Zur Erinnerung: Die AfL hatte fristgerecht ihre Kandidaten für die Wahlbezirke und ihre Reserveliste beim Wahlleiter der Stadt Lüdenscheid eingereicht. Der Wahlausschuss hatte auch keine Einwände. Allerdings hatte Peter Oettinghaus dann nach der Sitzung des Wahlausschusses erklärt, er und alle Kandidaten seiner Wählergemeinschaft wollten ihre Kandidaturen zurückziehen.

Zur Begründung hatte er berufliche Überlastung angegeben. Dieser Rückzieher war wahlrechtlich aber nicht mehr möglich.

„Aufmunternde Anrufe und Mails“

Bei der letzten Wahl zogen Peter Oettinghaus und seine Ehefrau Monika über die Reserveliste in den Rat ein.

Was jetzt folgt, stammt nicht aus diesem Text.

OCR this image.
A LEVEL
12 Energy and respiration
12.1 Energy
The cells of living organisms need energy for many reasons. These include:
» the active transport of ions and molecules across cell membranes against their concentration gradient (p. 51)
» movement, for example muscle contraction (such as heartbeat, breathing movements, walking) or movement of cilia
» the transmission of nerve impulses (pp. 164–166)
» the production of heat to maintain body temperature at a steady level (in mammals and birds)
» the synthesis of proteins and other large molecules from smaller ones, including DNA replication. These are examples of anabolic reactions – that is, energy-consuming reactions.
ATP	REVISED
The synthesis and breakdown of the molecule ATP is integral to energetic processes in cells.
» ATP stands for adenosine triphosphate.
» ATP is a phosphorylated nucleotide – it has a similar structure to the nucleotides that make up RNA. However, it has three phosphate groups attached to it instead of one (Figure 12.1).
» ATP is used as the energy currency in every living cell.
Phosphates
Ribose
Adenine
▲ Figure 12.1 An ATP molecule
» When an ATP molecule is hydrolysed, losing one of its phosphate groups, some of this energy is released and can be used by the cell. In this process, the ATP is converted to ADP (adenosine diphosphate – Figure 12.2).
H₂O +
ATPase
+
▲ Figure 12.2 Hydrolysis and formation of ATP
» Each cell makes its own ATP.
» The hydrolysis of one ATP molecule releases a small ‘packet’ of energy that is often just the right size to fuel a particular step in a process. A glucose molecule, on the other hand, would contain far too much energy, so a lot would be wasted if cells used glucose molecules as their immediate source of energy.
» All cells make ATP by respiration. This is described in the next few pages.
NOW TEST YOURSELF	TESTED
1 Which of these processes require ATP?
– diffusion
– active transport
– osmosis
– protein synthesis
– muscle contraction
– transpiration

Sie führen die Liste auch diesmal an.

Oettinghaus erklärt nun, trotz der ausführlichen Informationen in den Lüdenscheider Nachrichten, dass die AfL nicht antrete, habe er „in den vergangenen zwei Wochen sehr viele wohlmeinende und aufmunternde Anrufe und E-Mails erhalten, in denen das Bedauern auf unseren Verzicht ausgedrückt wurde“. Sollte es also – wie er schreibt: „wider Erwarten“ – für ein Mandat reichen, „werden meine Frau oder ich das Mandat annehmen. Wir würden damit den Wünschen vieler Anruferinnen und Sympathisanten entsprechen.“ Die berufliche Belastung seinerseits habe sich allerdings noch gesteigert.